The average fps of the motion detection methods in subset_C.
PSNR: peak signal-to-noise ratio; fps: frames per second; GMM: Gaussian mixture model.
By the comparison, it was found that the proposed method PSNRDet performed better than the compared methods considering both the detection accuracy and time efficiency.
Conclusion
A novel block-wise frame difference method PSNRDet for real-time motion detection was proposed.

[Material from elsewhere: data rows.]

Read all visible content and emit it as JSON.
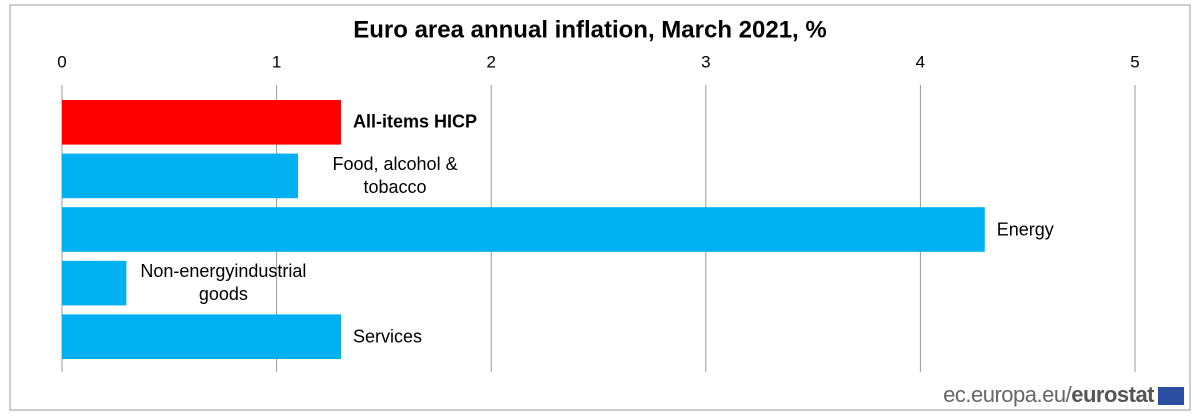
{
  "chart_data": {
    "type": "bar",
    "orientation": "horizontal",
    "title": "Euro area annual inflation, March 2021, %",
    "categories": [
      "All-items HICP",
      "Food, alcohol & tobacco",
      "Energy",
      "Non-energyindustrial goods",
      "Services"
    ],
    "values": [
      1.3,
      1.1,
      4.3,
      0.3,
      1.3
    ],
    "colors": [
      "#ff0000",
      "#00b0f0",
      "#00b0f0",
      "#00b0f0",
      "#00b0f0"
    ],
    "xlim": [
      0,
      5
    ],
    "xticks": [
      0,
      1,
      2,
      3,
      4,
      5
    ],
    "grid": true,
    "source": {
      "site": "ec.europa.eu/",
      "brand": "eurostat"
    }
  }
}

Relationship between the existence of the moving objects and PSNRblock has been explored. In comparison with the pixel-wise frame difference method, the proposed method takes the advantages of block-wise methods which are noise insensitive. The proposed method is simple but effective without modeling the complex background. An overlapping scheme has also been put forward to overcome the internal area missing problem which usually happens to traditional frame difference methods.
Effects of the parameters for the proposed method have been discussed. The proposed method has been compared with four other motion detection methods in both detection accuracy and time efficiency, where PSNRDet showed about 50% decrease on time cost than ViBe with 3.5% increase of the F-score on detection accuracy.
Footnotes
Declaration of conflicting interests
The author(s) declared no potential conflicts of interest with respect to the research, authorship, and/or publication of this article.
Funding
The author(s) received no financial support for the research, authorship, and/or publication of this article.